1825766 Members
2432 Online
109687 Solutions
New Discussion

Re: Unexpected Shutdown

 
MAD_2
Super Advisor

Unexpected Shutdown

We have a RP-5470 running HP-UX 11.0 and there was a sudden and unexpected shutdown. Unfortunately, at the time this happened, EMS was turned off, so the only detail I have is from the shutdownlog
++++++++++++++++++++++++++++++++++++++++++++
14:28 Tue Jan 27 2004. Reboot after panic: , isr.ior = 0'1034090c.80000000'7
f3c3370
++++++++++++++++++++++++++++++++++++++++++++

However, I am not sure exactly what this means.

There was someone working behind the servers and I suspect it could have been an accidental power cable pull, but I can't prove that was the case at this moment.

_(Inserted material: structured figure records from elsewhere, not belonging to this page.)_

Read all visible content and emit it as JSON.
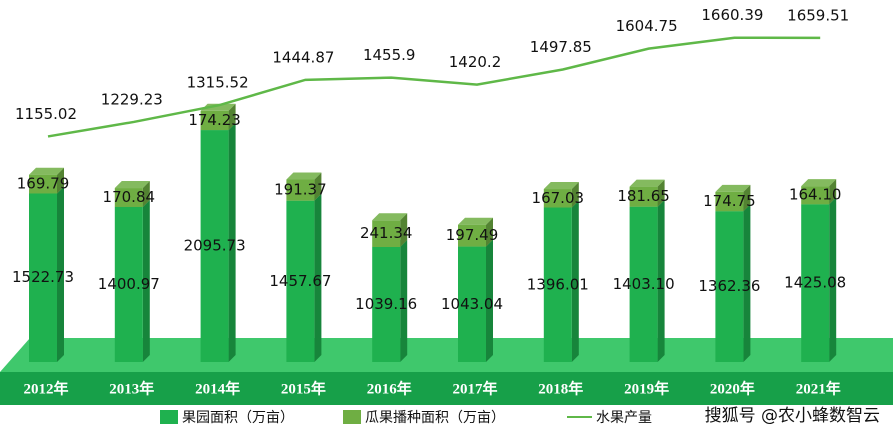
{
  "chart_data": {
    "type": "bar-line",
    "categories": [
      "2012年",
      "2013年",
      "2014年",
      "2015年",
      "2016年",
      "2017年",
      "2018年",
      "2019年",
      "2020年",
      "2021年"
    ],
    "ylim": [
      0,
      3000
    ],
    "y2lim": [
      0,
      1700
    ],
    "series": [
      {
        "name": "果园面积（万亩）",
        "type": "bar",
        "color": "#1fb14f",
        "values": [
          1522.73,
          1400.97,
          2095.73,
          1457.67,
          1039.16,
          1043.04,
          1396.01,
          1403.1,
          1362.36,
          1425.08
        ],
        "value_labels": [
          "1522.73",
          "1400.97",
          "2095.73",
          "1457.67",
          "1039.16",
          "1043.04",
          "1396.01",
          "1403.10",
          "1362.36",
          "1425.08"
        ]
      },
      {
        "name": "瓜果播种面积（万亩）",
        "type": "bar",
        "color": "#6fae43",
        "values": [
          169.79,
          170.84,
          174.23,
          191.37,
          241.34,
          197.49,
          167.03,
          181.65,
          174.75,
          164.1
        ],
        "value_labels": [
          "169.79",
          "170.84",
          "174.23",
          "191.37",
          "241.34",
          "197.49",
          "167.03",
          "181.65",
          "174.75",
          "164.10"
        ]
      },
      {
        "name": "水果产量",
        "type": "line",
        "axis": "y2",
        "color": "#5fb848",
        "values": [
          1155.02,
          1229.23,
          1315.52,
          1444.87,
          1455.9,
          1420.2,
          1497.85,
          1604.75,
          1660.39,
          1659.51
        ],
        "value_labels": [
          "1155.02",
          "1229.23",
          "1315.52",
          "1444.87",
          "1455.9",
          "1420.2",
          "1497.85",
          "1604.75",
          "1660.39",
          "1659.51"
        ]
      }
    ],
    "watermark": "搜狐号 @农小蜂数智云"
  }
}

Is there another way I can tell what happened? The server just suddenly went down!

Thanks for any ideas.
Contrary to popular belief, Unix is user friendly. It's just very particular about who it makes friends with
11 REPLIES 11
Helen French
Honored Contributor

Re: Unexpected Shutdown

Did you check the OLDsyslog.log file? Look there for any more details. Also, look at root mail if you have any error notifications.
Life is a promise, fulfill it!
Steven E. Protter
Exalted Contributor

Re: Unexpected Shutdown

Most likely you have a crash dump.

Its in /var/adm/crash

as a subdirectory.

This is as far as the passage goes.